Initiative ambitieuse et nécessaire du Ministère du développement à la base sous la direction de Victoire Tomegah Dogbé lancée en mars 2011, le projet d’appui à l’insertion professionnelle des jeunes artisans (PAIPJA) vise la promotion et l’encouragement de l’auto-emploi des jeunes diplômés issus des centres de formation professionnelle. Pour y arriver, il est procédé à l’identification  des jeunes artisans diplômés en difficulté d’installation en vue d’exercer le métier appris. Les intéressés bénéficient dans le cadre du projet, de l’appui et l’accompagnement dans le but de consolider leurs compétences et faciliter leur insertion sur le marché du travail.
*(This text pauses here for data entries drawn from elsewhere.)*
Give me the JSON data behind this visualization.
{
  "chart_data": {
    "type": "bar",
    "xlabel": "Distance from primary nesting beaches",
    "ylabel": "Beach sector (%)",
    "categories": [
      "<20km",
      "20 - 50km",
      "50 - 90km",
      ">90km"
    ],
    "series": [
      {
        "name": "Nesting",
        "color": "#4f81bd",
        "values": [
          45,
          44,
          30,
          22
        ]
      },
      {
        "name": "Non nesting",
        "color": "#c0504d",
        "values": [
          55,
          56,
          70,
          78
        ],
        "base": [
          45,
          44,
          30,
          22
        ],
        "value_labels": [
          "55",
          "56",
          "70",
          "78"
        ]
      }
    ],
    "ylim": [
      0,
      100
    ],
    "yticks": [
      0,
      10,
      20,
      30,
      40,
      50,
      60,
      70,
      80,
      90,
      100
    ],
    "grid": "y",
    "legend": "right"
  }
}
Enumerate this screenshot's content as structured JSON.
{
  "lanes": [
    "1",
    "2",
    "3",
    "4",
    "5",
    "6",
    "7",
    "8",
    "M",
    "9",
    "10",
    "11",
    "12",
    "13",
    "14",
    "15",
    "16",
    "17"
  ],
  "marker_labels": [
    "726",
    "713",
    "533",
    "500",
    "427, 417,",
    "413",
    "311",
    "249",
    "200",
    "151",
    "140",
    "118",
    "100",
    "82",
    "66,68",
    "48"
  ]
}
Dans ses attributions, le programme facilite l’accès des jeunes artisans au micro crédit, ce qui naturellement contribue à l’amélioration des revenus et des conditions de vie des jeunes artisans. Il propose une offre de formation en entrepreneuriat ainsi que la fourniture d’équipements  et outillages de travail aux jeunes selon leurs corps de métier.

Prévu pour une durée de 5 ans, le programme a coûté 2,5 milliards de FCFA financés en grande partie sur les ressources de l’Etat, mais aussi de l’UEMOA à travers le Programme d’Appui aux Petites Entreprises (PAPEA) et du secteur privé.

Résultats encourageants

Depuis le démarrage du projet en 2011, les résultats suivants ont été enregistrés : 6 521 jeunes artisans formés en techniques de créations et de gestion de micro entreprises ; 10.500 jeunes artisans sont équipés avec des kits de travail ; 100 millions FCFA de fonds de garantie mis en place auprès de la CECA pour le financement des bénéficiaires au taux de 9% ; Plus de 200 jeunes artisans financés par la CECA pour un total de 91 965 000 FCFA.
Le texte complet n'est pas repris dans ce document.